- Enathi Location in Tamil Nadu, India
- Coordinates: 9°19′39″N 78°28′21″E﻿ / ﻿9.327392°N 78.472595°E
- Country: India
- State: Tamil Nadu
- District: Ramanathapuram
- Elevation: 70 m (230 ft)

Population (2002)
- • Total: 1,991

Languages
- • Official: Tamil
- Time zone: UTC+5:30 (IST)
- PIN: 623704
- Telephone code: 4576
- Vehicle registration: TN 65

= Enathi =

Enathi is a village in Tamil Nadu, India, located in India
The village has many temples, such as Boongulam, Ancheneya, Kali, and some Vinayagar and Ayyanar. Kabaddi is a popular game in the village, and a number of well-known players are from here.

Enathi village is known for having many cultural activities. Veera Pandiya Kattabomman and Harichnadra dramas are periodically staged and acted by village locals during festivals. Village cultural activities include oyilattam for men, and kummi for both men and women.

The village contains one bank, the Primary Agriculture Cooperative Bank. The nearby village's Chitrangudi Bird Sanctuary is popular.

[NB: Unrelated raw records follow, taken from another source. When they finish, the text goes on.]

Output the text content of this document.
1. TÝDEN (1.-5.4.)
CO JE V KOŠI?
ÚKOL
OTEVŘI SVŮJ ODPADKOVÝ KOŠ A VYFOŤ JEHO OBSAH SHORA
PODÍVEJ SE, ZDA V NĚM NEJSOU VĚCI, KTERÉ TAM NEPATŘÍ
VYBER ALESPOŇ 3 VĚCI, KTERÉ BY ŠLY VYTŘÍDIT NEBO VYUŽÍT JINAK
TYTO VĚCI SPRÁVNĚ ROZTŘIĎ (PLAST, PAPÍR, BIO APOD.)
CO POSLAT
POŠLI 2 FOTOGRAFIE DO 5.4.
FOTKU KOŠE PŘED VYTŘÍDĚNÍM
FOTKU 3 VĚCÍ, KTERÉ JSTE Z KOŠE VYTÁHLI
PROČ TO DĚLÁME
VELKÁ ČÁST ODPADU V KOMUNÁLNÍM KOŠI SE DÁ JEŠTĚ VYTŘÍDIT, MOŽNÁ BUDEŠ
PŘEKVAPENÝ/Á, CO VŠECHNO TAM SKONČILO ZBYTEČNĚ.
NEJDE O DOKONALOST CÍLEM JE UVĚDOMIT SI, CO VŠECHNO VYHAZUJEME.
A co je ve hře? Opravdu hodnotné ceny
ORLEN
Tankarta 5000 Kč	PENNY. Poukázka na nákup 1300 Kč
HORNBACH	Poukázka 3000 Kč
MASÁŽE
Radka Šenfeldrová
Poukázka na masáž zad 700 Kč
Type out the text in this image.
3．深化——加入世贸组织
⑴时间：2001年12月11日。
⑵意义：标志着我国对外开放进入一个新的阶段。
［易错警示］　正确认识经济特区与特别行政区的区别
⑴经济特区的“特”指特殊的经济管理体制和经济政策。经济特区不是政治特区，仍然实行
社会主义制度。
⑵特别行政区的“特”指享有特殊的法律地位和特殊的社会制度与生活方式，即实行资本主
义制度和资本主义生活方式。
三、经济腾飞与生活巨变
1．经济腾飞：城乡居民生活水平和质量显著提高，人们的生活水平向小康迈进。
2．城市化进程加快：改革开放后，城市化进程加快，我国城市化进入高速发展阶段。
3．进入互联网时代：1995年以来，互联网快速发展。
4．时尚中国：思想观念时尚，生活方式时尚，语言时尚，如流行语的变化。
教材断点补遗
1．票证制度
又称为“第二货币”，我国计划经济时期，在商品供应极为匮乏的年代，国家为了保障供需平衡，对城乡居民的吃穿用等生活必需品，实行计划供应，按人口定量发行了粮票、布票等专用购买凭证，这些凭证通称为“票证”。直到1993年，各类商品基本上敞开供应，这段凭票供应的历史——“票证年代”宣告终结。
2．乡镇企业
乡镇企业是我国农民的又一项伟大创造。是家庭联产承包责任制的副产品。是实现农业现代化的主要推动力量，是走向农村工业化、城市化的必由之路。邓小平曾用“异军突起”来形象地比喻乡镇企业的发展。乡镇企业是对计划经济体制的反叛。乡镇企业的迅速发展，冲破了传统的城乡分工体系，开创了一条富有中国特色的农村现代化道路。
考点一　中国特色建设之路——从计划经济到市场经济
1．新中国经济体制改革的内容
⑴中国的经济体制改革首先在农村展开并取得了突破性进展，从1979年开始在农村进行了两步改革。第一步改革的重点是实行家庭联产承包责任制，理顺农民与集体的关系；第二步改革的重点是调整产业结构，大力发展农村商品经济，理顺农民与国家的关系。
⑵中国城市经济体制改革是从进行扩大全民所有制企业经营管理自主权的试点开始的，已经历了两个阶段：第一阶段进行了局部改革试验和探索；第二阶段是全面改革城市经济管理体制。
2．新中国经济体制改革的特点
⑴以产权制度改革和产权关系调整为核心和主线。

The saintly devotees of Shiva are known as Nayanmar or Nayanar). There are 63 of them, one of them from this village is called "Enathi natha nayanar".

The climate of Karisal Kaadu is semi-arid, with hot and dry summers. Both the temperature and humidity are usually high; the village is close to the equator and 25 km from the coast.

== Geography ==

The village of Enathi has an average elevation of 10 metres. The Vinayagar and Ayyanar Swamy Temple occupies the major area of Enathi.

== Schools ==

- Anjaneya Matriculation School
- Government primary school

== Business ==

The majority of the population works in agriculture; commercial activity in the area is also related to this.

== Politics ==

Enathi is part of Ramanathapuram (Lok Sabha Constituency) and the Mudukulathur Assembly Constitution.